Nuria Molner, Luis Rosa, Fulvio Risso, Konstantinos Samdanis, David Artuñedo, Rob Smets, Tarik Taleb, David Gomez-Barquero

TL;DR

The paper tackles the challenge of end-to-end orchestration across a multi-segment edge–cloud continuum in 6G, proposing AIORA, an AI-native architecture that integrates with existing European initiatives (ETSI MEC, GSMA Operator Platform, CAMARA, CAPIF) to enable secure, low-latency, multi-stakeholder service orchestration. Its core contributions include the concept of multi-segment virtual continuums, a cross-segment intelligence substrate, and nested AI-driven closed loops for real-time optimization, supported by a service-enabling framework and CAMARA-based API exposure. The authors argue that AIORA enables fine-grained, federated resource sharing and proactive management across domains, addressing scalability, energy efficiency, and QoE while maintaining interoperability with standards like 3GPP, O-RAN, and NFV. The work outlines concrete architectural components, lifecycle management workflows, and integration points that can accelerate industry adoption toward an open, interoperable, and AI-driven 6G ecosystem.

Abstract

This paper elaborates on a novel AI-native architecture for emerging 6G systems harnessing open APIs, along with supporting mechanisms to empower intelligent and coordinated orchestration of edge-cloud continuum resources. The AIORA architecture facilitates a seamless creation, life-cycle management, and exposure of services in multi-segment heterogeneous environments. It integrates new breeds of tools and advanced technologies to enable zero-touch management of an edge-cloud continuum, building on top of the 3GPP Edge Enablement Layer and the respective connectivity models, allowing to cater to the high flexibility, availability, efficiency, reliability, and resilience needs of the future 6G services and applications. Several ongoing industry initiatives -- such as ETSI MEC for edge computing platforms, the GSMA Operator Platform for multi-operator service federation, and CAMARA for cross-operator API standardization -- demonstrate the growing momentum towards integrated frameworks where edge, cloud, and network resources can be seamlessly orchestrated. Our proposed AIORA architecture not only aligns with these initiatives but also extends them by leveraging a multi-segment virtual continuum concept and nested AI-driven closed loops for real-time optimization.

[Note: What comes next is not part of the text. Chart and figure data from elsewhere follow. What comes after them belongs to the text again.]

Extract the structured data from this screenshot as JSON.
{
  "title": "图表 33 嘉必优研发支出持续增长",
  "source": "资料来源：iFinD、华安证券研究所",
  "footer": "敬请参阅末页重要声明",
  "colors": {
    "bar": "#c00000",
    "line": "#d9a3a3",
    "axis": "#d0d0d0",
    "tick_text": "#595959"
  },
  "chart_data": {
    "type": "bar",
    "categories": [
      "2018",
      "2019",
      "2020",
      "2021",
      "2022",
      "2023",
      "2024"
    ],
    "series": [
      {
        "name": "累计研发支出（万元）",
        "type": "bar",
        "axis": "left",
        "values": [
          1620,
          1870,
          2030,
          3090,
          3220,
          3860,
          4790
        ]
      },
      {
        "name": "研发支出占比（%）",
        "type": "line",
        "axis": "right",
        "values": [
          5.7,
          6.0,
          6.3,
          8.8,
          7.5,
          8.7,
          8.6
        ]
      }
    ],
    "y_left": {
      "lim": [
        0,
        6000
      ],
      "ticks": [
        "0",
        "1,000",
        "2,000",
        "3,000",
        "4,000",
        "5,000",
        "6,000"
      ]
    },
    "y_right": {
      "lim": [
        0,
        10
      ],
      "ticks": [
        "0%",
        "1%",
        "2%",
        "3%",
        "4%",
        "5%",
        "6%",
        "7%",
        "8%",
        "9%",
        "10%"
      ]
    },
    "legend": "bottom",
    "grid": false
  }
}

AIORA: An AI-Native Multi-Stakeholder Orchestration Architecture for 6G Continuum

TL;DR

The paper tackles the challenge of end-to-end orchestration across a multi-segment edge–cloud continuum in 6G, proposing AIORA, an AI-native architecture that integrates with existing European initiatives (ETSI MEC, GSMA Operator Platform, CAMARA, CAPIF) to enable secure, low-latency, multi-stakeholder service orchestration. Its core contributions include the concept of multi-segment virtual continuums, a cross-segment intelligence substrate, and nested AI-driven closed loops for real-time optimization, supported by a service-enabling framework and CAMARA-based API exposure. The authors argue that AIORA enables fine-grained, federated resource sharing and proactive management across domains, addressing scalability, energy efficiency, and QoE while maintaining interoperability with standards like 3GPP, O-RAN, and NFV. The work outlines concrete architectural components, lifecycle management workflows, and integration points that can accelerate industry adoption toward an open, interoperable, and AI-driven 6G ecosystem.

Abstract

This paper elaborates on a novel AI-native architecture for emerging 6G systems harnessing open APIs, along with supporting mechanisms to empower intelligent and coordinated orchestration of edge-cloud continuum resources. The AIORA architecture facilitates a seamless creation, life-cycle management, and exposure of services in multi-segment heterogeneous environments. It integrates new breeds of tools and advanced technologies to enable zero-touch management of an edge-cloud continuum, building on top of the 3GPP Edge Enablement Layer and the respective connectivity models, allowing to cater to the high flexibility, availability, efficiency, reliability, and resilience needs of the future 6G services and applications. Several ongoing industry initiatives -- such as ETSI MEC for edge computing platforms, the GSMA Operator Platform for multi-operator service federation, and CAMARA for cross-operator API standardization -- demonstrate the growing momentum towards integrated frameworks where edge, cloud, and network resources can be seamlessly orchestrated. Our proposed AIORA architecture not only aligns with these initiatives but also extends them by leveraging a multi-segment virtual continuum concept and nested AI-driven closed loops for real-time optimization.

Paper Structure

This paper contains 6 sections, 2 figures.

Figures (2)

  • Figure 1: The envisioned AIORA architecture showing the composition of multi-segment virtual continuums based on multi-stakeholder heterogeneous network and cloud infrastructure resources, with each multi-segment virtual continuum being configured with a customised user, control, cloud, management, and intelligence planes. A cross-segment intelligence and resource coordination substrate resolves conflicts among multi-segment virtual continuums, assuring a service targets harmonisation related to the applications enabled on the top.
  • Figure 2: Service Enabling Framework that offers the tools for facilitating services across a heterogeneous multi-stakeholder cloud and network infrastructure and shows the relation with the 3GPP SA6 WG business scenarios: (i) Business Scenario A: Single business operator that offers and manages all entities of the system, (ii) Business Scenario B: An application provider offers the application servers and an MNO or an edge computing service provider offers the virtual infrastructure and the multi-segment virtual continuums, while a single business operator manages all entities of the system, and (iii) Business Scenario C: An application provider offers the application server and an MNO, or an edge computing service provider offer the virtual infrastructure and the multi-segment virtual continuums, while an MNO is responsible for the management of the virtual infrastructure and service provider for the virtual network on the top including the applications.